Cependant on s’empresse en foule à la consultation quotidienne ; le feldsher préposé à la pharmacie distribue des médicamens. L’hôpital renferme, outre une petite salle d’opération, deux ou trois chambres où l’on garde les malades intransportables. Ces chambres sont toutes occupées pour le moment.

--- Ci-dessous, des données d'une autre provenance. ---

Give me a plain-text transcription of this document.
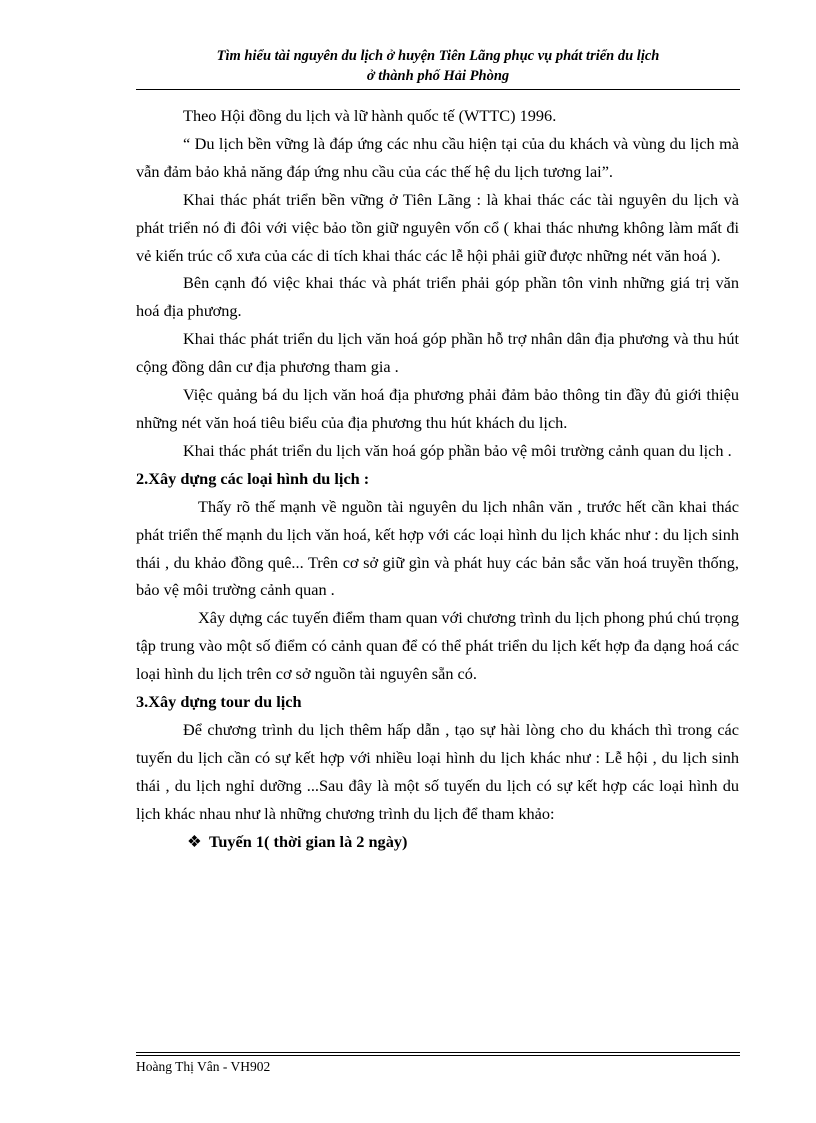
Tìm hiểu tài nguyên du lịch ở huyện Tiên Lãng phục vụ phát triển du lịch
ở thành phố Hải Phòng

Theo Hội đồng du lịch và lữ hành quốc tế (WTTC) 1996.

“ Du lịch bền vững là đáp ứng các nhu cầu hiện tại của du khách và vùng du lịch mà vẫn đảm bảo khả năng đáp ứng nhu cầu của các thế hệ du lịch tương lai”.

Khai thác phát triển bền vững ở Tiên Lãng : là khai thác các tài nguyên du lịch và phát triển nó đi đôi với việc bảo tồn giữ nguyên vốn cổ ( khai thác nhưng không làm mất đi vẻ kiến trúc cổ xưa của các di tích khai thác các lễ hội phải giữ được những nét văn hoá ).

Bên cạnh đó việc khai thác và phát triển phải góp phần tôn vinh những giá trị văn hoá địa phương.

Khai thác phát triển du lịch văn hoá góp phần hỗ trợ nhân dân địa phương và thu hút cộng đồng dân cư địa phương tham gia .

Việc quảng bá du lịch văn hoá địa phương phải đảm bảo thông tin đầy đủ giới thiệu những nét văn hoá tiêu biểu của địa phương thu hút khách du lịch.

Khai thác phát triển du lịch văn hoá góp phần bảo vệ môi trường cảnh quan du lịch .

2.Xây dựng các loại hình du lịch :

Thấy rõ thế mạnh về nguồn tài nguyên du lịch nhân văn , trước hết cần khai thác phát triển thế mạnh du lịch văn hoá, kết hợp với các loại hình du lịch khác như : du lịch sinh thái , du khảo đồng quê... Trên cơ sở giữ gìn và phát huy các bản sắc văn hoá truyền thống, bảo vệ môi trường cảnh quan .

Xây dựng các tuyến điểm tham quan với chương trình du lịch phong phú chú trọng tập trung vào một số điểm có cảnh quan để có thể phát triển du lịch kết hợp đa dạng hoá các loại hình du lịch trên cơ sở nguồn tài nguyên sẵn có.

3.Xây dựng tour du lịch

Để chương trình du lịch thêm hấp dẫn , tạo sự hài lòng cho du khách thì trong các tuyến du lịch cần có sự kết hợp với nhiều loại hình du lịch khác như : Lễ hội , du lịch sinh thái , du lịch nghỉ dưỡng ...Sau đây là một số tuyến du lịch có sự kết hợp các loại hình du lịch khác nhau như là những chương trình du lịch để tham khảo:

❖ Tuyến 1( thời gian là 2 ngày)
Hoàng Thị Vân - VH902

Nous causons avec une femme qui, probablement ignorante de son âge, comme presque tous les Russes de la même classe, se donne quatre-vingts ans ; elle a l’air d’en avoir soixante. Tombée d’une échelle, en travaillant, elle s’est cassé la jambe, et une nécrose de l’os a rendu l’amputation nécessaire. Vaillante et communicative, elle nous montre le moignon enveloppé de linges sanglans, en multipliant les signes de croix et en bénissant avec volubilité Dieu et le docteur. Dans un lit voisin une autre femme pleure ; elle a cru mourir ; opération plastique, celle-là. Le docteur s’est attaqué à l’horrible trachoma ; il a enlevé la muqueuse de la bouche pour en doubler les paupières. La salle des hommes renferme aussi deux malades : l’un les yeux bandés, l’autre sombre et silencieux comme une bête blessée.

Le métier du docteur n’est pas une sinécure ; il est chargé d’inspecter sur de vastes espaces un nombre considérable de dispensaires ; chacun d’eux est dirigé par un feldsher, un médecin inférieur, espèce d’officier de santé à qui quatre années d’étude ont permis d’exercer. Cette école des feldsher (ce nom tout militaire leur vient d’Allemagne) est encore un des bienfaits du zemstvo. Jadis le feldsher n’avait appris le peu qu’il savait qu’en servant comme infirmier dans les ambulances. Plus souvent encore qu’aujourd’hui, il était ivrogne. Il visite les malades et fait son rapport au docteur dans les cas graves.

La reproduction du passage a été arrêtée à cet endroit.